5 thoughts on “Jeanne: Dear Contest Judge

  1. I agree that thoughtful criticism is always welcome from a judge. But I prefer it when a judge mentions what the problem is without providing their preferred solution. It’s most helpful when a contest judge points out exactly where they were thrown out of a story, or where they thought the story dragged, or whatever. But it’s not so helpful when they tell me how to “fix” it.

    I had one judge tell me that every snippet of context and world-building that I’d carefully inserted in the first chapter of my fantasy romance was “backstory” that needed to be removed. Um, no.
    Another judge told me that I needed to add more colorful adjectives to my writing, and helpfully provided a list of said adjectives. Um, also no.

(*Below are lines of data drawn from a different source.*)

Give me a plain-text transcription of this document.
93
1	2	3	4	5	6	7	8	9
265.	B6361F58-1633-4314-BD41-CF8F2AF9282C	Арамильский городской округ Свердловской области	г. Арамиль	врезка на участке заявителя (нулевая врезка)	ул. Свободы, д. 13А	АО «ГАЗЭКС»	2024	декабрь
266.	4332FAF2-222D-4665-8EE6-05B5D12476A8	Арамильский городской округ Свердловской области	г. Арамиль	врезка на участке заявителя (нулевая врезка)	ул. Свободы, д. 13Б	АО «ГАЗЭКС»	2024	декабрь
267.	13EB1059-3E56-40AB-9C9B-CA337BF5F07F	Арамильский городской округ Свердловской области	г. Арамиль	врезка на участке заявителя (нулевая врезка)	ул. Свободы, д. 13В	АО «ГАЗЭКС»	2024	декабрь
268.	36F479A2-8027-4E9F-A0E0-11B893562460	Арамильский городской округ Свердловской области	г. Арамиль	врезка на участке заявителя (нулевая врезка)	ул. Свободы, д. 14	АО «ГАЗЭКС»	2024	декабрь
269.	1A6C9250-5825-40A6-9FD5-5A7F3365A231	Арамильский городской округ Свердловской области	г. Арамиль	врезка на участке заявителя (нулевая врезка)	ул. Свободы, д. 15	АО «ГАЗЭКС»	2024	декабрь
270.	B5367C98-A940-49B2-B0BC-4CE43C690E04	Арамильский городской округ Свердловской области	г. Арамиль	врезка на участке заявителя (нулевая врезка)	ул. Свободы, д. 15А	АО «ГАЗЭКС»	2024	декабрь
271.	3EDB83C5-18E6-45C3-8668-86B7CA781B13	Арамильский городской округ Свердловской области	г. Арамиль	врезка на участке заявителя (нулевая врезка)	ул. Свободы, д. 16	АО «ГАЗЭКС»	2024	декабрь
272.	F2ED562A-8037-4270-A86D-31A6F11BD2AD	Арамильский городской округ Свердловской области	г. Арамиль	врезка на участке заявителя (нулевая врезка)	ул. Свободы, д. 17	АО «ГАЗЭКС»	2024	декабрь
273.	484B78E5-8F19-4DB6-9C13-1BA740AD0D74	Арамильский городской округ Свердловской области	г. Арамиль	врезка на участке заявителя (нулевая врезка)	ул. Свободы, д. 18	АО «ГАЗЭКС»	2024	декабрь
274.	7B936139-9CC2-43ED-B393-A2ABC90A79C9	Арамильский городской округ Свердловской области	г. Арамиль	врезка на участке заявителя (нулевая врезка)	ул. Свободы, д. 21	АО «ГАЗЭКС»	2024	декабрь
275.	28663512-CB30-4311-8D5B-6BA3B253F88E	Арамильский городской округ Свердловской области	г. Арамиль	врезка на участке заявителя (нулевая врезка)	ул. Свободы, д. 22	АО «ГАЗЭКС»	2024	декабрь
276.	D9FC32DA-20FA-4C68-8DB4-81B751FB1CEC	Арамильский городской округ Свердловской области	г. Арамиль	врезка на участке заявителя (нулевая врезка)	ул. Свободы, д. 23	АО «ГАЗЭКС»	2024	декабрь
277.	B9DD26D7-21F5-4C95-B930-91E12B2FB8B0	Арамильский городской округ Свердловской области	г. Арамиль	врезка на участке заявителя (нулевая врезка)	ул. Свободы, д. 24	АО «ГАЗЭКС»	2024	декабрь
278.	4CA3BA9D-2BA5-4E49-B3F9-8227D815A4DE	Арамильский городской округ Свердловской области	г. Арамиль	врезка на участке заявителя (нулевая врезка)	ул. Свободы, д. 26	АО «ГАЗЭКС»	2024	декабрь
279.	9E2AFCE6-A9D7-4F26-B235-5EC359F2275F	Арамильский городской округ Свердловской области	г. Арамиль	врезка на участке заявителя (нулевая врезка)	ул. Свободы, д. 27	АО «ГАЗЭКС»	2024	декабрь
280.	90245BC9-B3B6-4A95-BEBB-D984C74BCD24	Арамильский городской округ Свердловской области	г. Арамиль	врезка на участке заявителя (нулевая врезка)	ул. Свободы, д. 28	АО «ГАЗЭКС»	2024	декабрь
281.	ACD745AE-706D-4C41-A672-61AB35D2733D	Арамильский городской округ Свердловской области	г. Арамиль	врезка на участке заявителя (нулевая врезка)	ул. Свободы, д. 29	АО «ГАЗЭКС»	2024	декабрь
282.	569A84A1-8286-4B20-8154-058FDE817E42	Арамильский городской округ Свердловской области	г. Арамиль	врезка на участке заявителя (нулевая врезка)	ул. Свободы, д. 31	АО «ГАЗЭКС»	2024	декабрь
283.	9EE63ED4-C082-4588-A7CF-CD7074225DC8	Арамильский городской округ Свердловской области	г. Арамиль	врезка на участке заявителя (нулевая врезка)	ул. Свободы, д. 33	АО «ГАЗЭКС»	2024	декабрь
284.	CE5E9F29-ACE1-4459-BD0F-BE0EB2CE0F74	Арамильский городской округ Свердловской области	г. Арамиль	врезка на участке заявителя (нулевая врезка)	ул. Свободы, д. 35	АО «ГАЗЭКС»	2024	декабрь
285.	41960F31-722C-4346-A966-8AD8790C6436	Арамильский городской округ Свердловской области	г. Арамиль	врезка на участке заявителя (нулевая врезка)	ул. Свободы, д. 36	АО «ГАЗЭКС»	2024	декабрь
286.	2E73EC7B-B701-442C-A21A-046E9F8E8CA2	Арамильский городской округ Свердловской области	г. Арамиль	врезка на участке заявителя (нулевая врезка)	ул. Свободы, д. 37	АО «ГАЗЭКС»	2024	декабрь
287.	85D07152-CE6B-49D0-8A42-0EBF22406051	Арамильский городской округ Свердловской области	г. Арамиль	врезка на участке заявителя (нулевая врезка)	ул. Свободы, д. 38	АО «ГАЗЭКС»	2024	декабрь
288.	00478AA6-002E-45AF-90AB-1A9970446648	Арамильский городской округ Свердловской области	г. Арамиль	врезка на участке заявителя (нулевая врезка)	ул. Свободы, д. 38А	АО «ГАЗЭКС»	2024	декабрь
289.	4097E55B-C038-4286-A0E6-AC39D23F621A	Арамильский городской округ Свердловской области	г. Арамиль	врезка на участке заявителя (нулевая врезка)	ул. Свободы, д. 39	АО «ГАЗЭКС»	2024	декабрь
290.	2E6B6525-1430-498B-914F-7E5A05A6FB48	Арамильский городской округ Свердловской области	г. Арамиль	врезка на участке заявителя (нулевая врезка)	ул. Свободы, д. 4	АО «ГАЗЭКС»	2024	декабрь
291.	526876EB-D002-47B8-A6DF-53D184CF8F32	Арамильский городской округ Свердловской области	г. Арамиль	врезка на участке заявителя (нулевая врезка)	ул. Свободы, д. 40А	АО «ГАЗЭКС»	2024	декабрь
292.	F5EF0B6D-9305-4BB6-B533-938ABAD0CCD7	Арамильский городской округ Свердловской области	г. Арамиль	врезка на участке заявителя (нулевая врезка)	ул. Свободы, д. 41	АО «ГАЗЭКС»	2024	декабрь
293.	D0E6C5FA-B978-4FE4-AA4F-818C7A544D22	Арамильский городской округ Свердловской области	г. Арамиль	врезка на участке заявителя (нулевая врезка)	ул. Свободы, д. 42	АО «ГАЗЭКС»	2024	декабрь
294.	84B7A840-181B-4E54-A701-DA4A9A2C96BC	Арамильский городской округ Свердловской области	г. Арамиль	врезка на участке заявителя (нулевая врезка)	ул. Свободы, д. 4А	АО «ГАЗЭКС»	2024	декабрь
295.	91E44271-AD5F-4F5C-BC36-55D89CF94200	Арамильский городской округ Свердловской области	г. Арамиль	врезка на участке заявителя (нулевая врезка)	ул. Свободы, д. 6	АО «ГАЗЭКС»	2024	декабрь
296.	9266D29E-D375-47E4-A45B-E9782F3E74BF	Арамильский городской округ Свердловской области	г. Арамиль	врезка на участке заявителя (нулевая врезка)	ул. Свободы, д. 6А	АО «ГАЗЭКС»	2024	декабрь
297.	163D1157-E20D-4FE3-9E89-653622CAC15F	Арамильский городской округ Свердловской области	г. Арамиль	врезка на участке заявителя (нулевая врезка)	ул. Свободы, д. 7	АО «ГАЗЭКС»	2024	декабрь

    Judges must find a balance between sharing their reactions as readers, and imposing their opinions as writers. I appreciate it when a judge says that some piece of dialogue or a particular description of a character doesn’t work for them, because they interpret it in a certain way. And I appreciate it when they tell me that they’re confused by a certain passage, or bored by an overly-long scene. I just don’t think it helps when they tell me what to do about it.

  2. Neil Gaiman said,
    “Remember: when people tell you something’s wrong or doesn’t work for them, they are almost always right. When they tell you exactly what they think is wrong and how to fix it, they are almost always wrong.”

    Yep.

  3. I’ve had all kinds of feedback from contest judges, from the invaluable to the perplexing (the judge who gave me 2/10 for setting a contemporary story in Scotland, because Scotland=historical). I always hope for actionable insights, but as long as I get an honest reaction to the story, I’m satisfied. The only thing I hate is when I get a score but no comments–whether the score is high or low, it doesn’t help me.

    I think the single most valuable thing about contests is that they help a writer understand how differently readers can react to the same story. What’s catnip to one reader can be toxic to another, for reasons entirely beyond the writer’s control. Learning to accept that and not to take it personally before we get into the harsh world of one star/five star reviews is worth the price of entry.

  4. To tell the truth, I think I’d enter a contest for the comments, not because I was hoping to “win” the contest. A lot of times, that input from strange eyes that haven’t seen a single thing about my work is really valuable. Just like any new reader, they have to rely on the context i give them, and the fact that they share this is very valuable.

    And let’s face it, for 25 bucks or whatever the entry fee is, getting two or three good input sources would be good value for the money. Judging and editing are just as much an art as writing is.

    It’d be horrible to submit to a contest, and not get a single valuable thing out of the deal. “Oh, this was great!” is a great thing to hear, but it doesn’t help us grow as writers, really. (Although, it might give our inner marketer more courage!)